COLAs are the key to helping benefits keep pace with inflation. Costs go up over time, so benefits must go up, too. Otherwise, Social Security checks would buy less and less every year until seniors late in retirement would get a check worth very little in the real world due to years of its value disappearing.
Unfortunately, TSCL has done the research to show that COLAs aren't keeping up with rising costs. Instead, benefits have lost a huge amount of their buying power, with the average payment for a retired worker in 2024 worth about $0.80 on the dollar, compared with in 2010.
TSCL has issued a stark warning that this problem is only going to get worse if something doesn't change very soon.

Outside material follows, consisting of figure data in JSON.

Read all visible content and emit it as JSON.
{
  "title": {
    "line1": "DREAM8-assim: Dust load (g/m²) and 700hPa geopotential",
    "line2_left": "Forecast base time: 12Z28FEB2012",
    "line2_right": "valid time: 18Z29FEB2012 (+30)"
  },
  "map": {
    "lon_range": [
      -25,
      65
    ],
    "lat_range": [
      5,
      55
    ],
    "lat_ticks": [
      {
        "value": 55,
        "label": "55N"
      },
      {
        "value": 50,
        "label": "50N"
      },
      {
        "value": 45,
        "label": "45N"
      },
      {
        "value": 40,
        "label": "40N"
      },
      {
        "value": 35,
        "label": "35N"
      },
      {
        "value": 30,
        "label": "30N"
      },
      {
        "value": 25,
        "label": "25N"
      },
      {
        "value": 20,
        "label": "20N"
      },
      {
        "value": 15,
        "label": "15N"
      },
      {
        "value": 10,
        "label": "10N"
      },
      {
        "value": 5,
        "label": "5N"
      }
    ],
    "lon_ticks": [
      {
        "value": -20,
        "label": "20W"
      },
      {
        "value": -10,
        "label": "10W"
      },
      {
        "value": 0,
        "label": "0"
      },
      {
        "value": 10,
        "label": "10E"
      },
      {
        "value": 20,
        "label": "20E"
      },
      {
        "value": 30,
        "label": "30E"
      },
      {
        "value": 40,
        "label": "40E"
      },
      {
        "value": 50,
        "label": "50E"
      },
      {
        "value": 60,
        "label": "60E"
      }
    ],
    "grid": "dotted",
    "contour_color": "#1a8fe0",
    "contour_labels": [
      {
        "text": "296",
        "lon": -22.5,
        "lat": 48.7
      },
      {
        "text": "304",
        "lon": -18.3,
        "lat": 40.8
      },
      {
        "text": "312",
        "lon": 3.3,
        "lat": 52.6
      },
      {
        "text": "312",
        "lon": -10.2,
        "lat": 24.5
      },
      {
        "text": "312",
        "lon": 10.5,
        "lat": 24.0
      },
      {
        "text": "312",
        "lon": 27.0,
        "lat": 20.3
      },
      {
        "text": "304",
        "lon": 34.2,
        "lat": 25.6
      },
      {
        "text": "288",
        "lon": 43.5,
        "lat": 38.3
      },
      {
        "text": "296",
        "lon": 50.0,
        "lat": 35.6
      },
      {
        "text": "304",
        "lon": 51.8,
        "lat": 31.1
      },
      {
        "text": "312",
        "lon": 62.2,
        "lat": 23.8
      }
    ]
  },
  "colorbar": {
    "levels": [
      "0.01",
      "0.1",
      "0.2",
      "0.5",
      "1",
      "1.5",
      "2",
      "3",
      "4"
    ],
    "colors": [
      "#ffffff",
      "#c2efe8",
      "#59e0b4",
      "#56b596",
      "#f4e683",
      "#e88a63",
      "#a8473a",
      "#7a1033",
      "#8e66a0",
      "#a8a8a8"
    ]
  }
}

Congress needs to act to save seniors
In a recent press briefing commenting on Social Security's 2026 COLA, TSCL didn't mince words when it warned about the COLA issue that's ruining retirees' finances. The formula used to calculate them must be changed to avoid serious financial hardship for older Americans, TSCL explained.
"If Congress continues to pass the buck on switching to the CPI-E, the problem is only going to get worse and worse. Current retirees' Social Security benefits will fall further behind inflation, while future retirees won't just fall behind -- they'll start from the back," TSCL said in the press briefing.
What does this mean?
It's simple. Right now, COLAs are calculated by measuring how much the cost of goods and services has gone up year over year. The current formula uses CPI-W, which stands for the Consumer Price Index for Urban Wage Earners and Clerical Workers. The Senior Citizens League believes that this needs to change to the Consumer Price Index for the Elderly (CPI-E).
This seems like an obvious switch, of course, since seniors collecting Social Security are elderly and have different spending patterns than urban wage earners and clerical workers. The COLA has repeatedly underestimated the inflation they're experiencing because it underestimates the amount seniors spend on things like housing and healthcare, both of which tend to see higher-than-average year-over-year price increases.
It's not an obvious switch, though. First, CPI-E is experimental. Second, Congress would have to act to make the change, and since it would result in larger raises, changing to CPI-E would make Social Security's already-precarious finances even worse. A benefits increase, like the one that would come from using CPI-E to calculate COLAs, isn't likely at a time when many experts are calling for cuts because Social Security's trust fund is soon slated to run out.
Sadly, TSCL is probably right. CPI-E has shown bigger increases in costs than CPI-W 69% of the time across the last 25 COLAs. While retirees are getting a 2.8% raise in 2026, there's a very real chance that this won't be enough to fully cover cost increases (again). If it's not, it will leave retirees in a position to cut their budgets or take more money from their retirement plans.
Seniors may have no choice but to choose one of these two unpleasant options, and that choice will likely continue to be one they're faced with year after year as part of their retirement planning. That could change if there's a major political or economic shift that causes Congress to finally act.